Shouldering Responsibility for Learning in the Dialogic Classroom

This past year I've learned how to ask questions again. Before being in a doctoral program, it was probably third grade the last time a teacher asked me to pose a research question and really cared about my search and the learning that resulted. The learning. Being in charge of your own learning is a powerful thing and not a responsibility to be taken lightly. Teaching our students how to shoulder this responsibility is not an easy task, either, so what have I learned from my own experiences that might help me in the classroom.

I don't follow easy paths to knowledge. I hit road blocks, take detours, pause and regroup, even travel very indirect routes to reach my destination. For example, I wanted to try data analysis software. There is nothing I like better than to tinker with technology and waste hours to discover more efficient means to work. Yet I couldn't grasp how to navigate any of the different software tools. Frustrated, I stopped trying. I wasn't sure it was worth my time to attempt again, but after several weeks and a brief stint watching tutorials, I finally did. This time, it clicked. Somehow the passage of time helped me traverse the barriers to my learning. I couldn't immediately grasp the concept of organizing interviews in a qualitative data software analysis program; it was difficult enough figuring out that I had usable data. But my professor gave me the time and space to figure it out myself while being supportive of my efforts.

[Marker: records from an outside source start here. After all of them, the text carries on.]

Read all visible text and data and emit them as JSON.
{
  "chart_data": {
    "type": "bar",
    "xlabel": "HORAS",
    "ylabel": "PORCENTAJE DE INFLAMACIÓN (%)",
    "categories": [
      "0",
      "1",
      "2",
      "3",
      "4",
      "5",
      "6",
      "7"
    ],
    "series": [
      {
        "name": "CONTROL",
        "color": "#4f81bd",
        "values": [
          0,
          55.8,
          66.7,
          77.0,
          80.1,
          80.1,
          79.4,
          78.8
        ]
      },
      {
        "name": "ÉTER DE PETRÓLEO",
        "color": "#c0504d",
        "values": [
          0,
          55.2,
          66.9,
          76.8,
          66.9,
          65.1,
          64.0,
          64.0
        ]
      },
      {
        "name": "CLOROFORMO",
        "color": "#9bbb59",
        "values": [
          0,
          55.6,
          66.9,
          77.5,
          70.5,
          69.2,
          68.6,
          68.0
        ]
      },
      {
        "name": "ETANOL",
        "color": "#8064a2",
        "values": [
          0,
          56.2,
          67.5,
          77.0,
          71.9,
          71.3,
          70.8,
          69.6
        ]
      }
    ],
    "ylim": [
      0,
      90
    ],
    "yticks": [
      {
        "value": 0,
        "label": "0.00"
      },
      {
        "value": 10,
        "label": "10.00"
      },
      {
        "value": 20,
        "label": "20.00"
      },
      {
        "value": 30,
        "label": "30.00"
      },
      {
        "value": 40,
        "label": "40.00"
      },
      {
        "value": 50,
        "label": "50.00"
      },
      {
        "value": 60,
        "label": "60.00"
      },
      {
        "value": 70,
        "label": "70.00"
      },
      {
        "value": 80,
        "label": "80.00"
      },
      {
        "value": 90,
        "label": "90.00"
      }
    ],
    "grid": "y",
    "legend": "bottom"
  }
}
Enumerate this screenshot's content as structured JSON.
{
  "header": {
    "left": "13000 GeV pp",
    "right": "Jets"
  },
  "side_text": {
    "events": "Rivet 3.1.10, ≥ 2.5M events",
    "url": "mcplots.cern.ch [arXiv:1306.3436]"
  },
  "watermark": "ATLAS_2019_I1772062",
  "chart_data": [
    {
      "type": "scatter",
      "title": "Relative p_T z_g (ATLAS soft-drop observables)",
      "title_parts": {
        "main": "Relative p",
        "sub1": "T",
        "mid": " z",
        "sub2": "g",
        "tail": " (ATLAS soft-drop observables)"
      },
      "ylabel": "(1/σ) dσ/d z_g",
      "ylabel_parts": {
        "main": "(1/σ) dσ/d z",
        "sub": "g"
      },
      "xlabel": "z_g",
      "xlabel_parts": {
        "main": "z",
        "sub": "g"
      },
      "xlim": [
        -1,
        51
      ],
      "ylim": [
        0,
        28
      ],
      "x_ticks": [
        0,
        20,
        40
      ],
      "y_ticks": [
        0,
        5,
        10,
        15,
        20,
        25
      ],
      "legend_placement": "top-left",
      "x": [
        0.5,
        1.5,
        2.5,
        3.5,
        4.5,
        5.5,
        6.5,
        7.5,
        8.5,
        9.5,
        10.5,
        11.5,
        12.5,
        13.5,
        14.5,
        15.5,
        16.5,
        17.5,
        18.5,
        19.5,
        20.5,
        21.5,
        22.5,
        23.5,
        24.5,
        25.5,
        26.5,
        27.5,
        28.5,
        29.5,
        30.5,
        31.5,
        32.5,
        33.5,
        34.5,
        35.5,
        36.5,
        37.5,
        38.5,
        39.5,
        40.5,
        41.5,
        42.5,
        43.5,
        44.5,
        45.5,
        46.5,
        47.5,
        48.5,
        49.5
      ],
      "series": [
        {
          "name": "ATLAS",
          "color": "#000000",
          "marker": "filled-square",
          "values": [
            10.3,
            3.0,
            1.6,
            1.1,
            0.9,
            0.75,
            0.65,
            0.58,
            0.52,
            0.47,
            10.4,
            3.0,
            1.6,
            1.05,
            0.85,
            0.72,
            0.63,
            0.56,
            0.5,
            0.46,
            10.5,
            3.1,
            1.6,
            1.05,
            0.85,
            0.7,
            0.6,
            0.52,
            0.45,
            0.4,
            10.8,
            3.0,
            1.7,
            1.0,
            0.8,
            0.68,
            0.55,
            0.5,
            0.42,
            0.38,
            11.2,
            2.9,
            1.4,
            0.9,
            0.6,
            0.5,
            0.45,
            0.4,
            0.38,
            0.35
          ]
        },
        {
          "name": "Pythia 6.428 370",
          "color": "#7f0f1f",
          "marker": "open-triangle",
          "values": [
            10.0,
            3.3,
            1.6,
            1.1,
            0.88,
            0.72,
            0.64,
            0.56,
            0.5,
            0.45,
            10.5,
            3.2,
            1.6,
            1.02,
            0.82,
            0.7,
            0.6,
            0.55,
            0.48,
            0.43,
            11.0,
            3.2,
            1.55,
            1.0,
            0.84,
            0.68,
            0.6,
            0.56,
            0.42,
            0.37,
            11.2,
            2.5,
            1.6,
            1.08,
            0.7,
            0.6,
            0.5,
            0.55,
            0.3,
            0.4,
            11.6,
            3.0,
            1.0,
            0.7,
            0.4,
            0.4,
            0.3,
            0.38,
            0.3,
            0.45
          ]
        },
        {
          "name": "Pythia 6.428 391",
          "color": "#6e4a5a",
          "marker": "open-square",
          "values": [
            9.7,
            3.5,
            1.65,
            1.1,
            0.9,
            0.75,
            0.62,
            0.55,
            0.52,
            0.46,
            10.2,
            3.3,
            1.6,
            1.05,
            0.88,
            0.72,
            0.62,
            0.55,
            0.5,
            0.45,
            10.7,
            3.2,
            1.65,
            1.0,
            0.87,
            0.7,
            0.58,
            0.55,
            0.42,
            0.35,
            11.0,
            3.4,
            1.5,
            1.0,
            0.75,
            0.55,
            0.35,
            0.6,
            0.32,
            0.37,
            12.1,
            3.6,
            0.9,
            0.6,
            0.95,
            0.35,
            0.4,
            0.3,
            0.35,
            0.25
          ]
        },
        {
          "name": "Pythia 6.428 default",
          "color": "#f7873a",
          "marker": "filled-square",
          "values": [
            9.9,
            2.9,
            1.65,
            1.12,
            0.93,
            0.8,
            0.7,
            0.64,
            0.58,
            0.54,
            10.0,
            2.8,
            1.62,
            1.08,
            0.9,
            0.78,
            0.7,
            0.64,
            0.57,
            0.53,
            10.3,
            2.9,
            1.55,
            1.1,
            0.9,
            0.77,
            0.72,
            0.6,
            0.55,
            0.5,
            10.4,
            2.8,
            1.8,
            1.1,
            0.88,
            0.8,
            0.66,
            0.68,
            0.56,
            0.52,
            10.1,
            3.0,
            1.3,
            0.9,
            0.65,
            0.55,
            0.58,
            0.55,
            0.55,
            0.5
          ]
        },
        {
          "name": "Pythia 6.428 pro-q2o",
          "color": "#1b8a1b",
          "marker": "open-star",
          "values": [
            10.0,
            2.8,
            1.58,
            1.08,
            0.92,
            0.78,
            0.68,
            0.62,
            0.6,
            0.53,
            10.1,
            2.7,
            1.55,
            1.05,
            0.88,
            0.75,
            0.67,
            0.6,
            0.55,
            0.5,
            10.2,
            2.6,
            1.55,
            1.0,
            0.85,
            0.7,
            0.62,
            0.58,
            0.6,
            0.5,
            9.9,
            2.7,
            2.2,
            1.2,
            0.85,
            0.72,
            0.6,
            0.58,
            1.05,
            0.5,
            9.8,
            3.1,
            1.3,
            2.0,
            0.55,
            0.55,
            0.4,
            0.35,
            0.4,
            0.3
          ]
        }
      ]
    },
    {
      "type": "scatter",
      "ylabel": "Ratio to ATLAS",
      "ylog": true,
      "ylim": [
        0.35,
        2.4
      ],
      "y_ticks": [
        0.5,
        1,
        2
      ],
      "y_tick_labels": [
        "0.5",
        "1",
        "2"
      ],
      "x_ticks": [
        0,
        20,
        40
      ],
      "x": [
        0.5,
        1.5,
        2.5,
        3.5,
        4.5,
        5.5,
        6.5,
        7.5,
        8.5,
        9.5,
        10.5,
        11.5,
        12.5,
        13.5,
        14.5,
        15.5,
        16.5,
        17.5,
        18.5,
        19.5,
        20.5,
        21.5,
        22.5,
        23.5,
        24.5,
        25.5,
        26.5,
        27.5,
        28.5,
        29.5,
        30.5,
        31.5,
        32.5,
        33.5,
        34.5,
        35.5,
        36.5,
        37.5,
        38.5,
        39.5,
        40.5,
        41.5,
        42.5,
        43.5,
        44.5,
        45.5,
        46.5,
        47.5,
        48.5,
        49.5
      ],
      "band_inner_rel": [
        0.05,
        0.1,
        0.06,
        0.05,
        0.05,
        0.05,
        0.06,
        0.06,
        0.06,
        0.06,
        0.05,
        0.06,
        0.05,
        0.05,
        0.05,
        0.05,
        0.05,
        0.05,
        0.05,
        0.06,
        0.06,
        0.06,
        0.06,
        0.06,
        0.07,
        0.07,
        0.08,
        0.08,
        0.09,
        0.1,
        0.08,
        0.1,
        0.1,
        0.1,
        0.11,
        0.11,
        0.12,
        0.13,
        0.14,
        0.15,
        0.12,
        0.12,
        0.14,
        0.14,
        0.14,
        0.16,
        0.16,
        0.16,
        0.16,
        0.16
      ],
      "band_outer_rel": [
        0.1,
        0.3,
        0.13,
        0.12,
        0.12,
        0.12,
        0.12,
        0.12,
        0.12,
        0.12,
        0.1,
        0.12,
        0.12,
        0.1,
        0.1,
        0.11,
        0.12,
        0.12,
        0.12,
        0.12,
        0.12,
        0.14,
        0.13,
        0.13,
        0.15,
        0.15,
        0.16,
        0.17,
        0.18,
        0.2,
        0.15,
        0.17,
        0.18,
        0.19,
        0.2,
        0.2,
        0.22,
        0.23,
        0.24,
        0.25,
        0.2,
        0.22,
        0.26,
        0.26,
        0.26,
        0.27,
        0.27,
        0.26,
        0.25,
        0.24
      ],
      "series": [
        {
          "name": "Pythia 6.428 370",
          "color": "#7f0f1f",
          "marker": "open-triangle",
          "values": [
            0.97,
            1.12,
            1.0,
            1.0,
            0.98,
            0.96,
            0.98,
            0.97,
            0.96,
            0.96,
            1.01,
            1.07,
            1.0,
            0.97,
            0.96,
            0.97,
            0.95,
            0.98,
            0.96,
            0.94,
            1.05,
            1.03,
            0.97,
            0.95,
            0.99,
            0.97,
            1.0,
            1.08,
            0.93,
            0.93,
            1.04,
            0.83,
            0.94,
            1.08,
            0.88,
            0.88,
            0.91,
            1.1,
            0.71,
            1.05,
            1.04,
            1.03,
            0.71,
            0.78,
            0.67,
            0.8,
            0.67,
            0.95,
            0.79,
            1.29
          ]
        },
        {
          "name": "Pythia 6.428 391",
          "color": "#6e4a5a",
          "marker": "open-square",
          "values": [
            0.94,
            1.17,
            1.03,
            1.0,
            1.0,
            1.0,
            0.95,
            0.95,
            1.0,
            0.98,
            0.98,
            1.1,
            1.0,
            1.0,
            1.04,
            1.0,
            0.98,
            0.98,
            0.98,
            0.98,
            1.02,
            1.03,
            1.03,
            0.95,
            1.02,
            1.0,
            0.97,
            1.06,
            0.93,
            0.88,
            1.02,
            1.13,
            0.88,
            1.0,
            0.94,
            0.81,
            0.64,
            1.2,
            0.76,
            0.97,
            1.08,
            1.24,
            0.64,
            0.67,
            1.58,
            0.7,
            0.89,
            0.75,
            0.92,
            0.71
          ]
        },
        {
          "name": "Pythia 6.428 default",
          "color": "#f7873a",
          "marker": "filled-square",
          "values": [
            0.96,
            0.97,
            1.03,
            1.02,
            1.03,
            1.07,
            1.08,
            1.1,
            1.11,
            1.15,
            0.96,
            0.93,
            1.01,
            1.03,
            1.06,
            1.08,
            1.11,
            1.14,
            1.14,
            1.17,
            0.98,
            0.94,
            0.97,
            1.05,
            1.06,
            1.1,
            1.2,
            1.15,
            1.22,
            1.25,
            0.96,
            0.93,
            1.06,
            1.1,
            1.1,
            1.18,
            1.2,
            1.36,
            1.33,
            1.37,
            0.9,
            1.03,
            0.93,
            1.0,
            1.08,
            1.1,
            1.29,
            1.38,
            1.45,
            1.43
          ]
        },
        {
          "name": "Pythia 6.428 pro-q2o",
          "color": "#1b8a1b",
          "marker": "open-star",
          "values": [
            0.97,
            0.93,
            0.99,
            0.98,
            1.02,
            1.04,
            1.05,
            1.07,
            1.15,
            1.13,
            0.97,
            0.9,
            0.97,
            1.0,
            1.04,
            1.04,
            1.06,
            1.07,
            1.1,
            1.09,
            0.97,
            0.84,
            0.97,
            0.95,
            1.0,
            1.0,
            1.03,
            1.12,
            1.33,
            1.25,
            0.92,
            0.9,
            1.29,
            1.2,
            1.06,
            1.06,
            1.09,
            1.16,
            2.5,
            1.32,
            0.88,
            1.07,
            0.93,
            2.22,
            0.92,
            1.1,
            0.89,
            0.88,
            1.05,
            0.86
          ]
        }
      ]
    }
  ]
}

It seems appropriate to continue the road metaphor by describing how wide that research road was (and in many ways still is). In fact, my initial research questions are more comparable to a super highway--the breadth of a topic nearly impossible to cross. And I feel like I'm moving so fast across subject areas that I miss the interesting turn offs on the side. Instead of telling me what was wrong with my research questions, my professors, mentors, and peers posed questions to me. They dug for clarity and conciseness. By letting me talk through the process, they helped me without telling me what to do or how it should be done. 

My friends and I didn't just ask the simple questions. Our professor pushed our thinking, and so we read and responded to text, but we also analyzed and critiqued the values they held for us as teachers, coaches, administrators, and researchers. Our theoretical discussions prompted us to question the political landscape of education. Our data analyses made us question ourselves and our abilities as researchers. Through our dialogic classroom we have begun to find the becoming of something. 

Will our students have these same opportunities for time and space in their learning? Will they have peers and teachers who push for greater understanding? Will we honor classrooms filled with questions and discussion? Can our young students meet such high expectations?

My experiences have shown me that I can shoulder the responsibility of learning--as long as I have the help and support of peers and teachers, and the courage to help them, as well. If I can feel empowered by such a journey, how much more might a child who hasn't yet stopped asking questions? A child who has a teacher interested in traveling that road, too?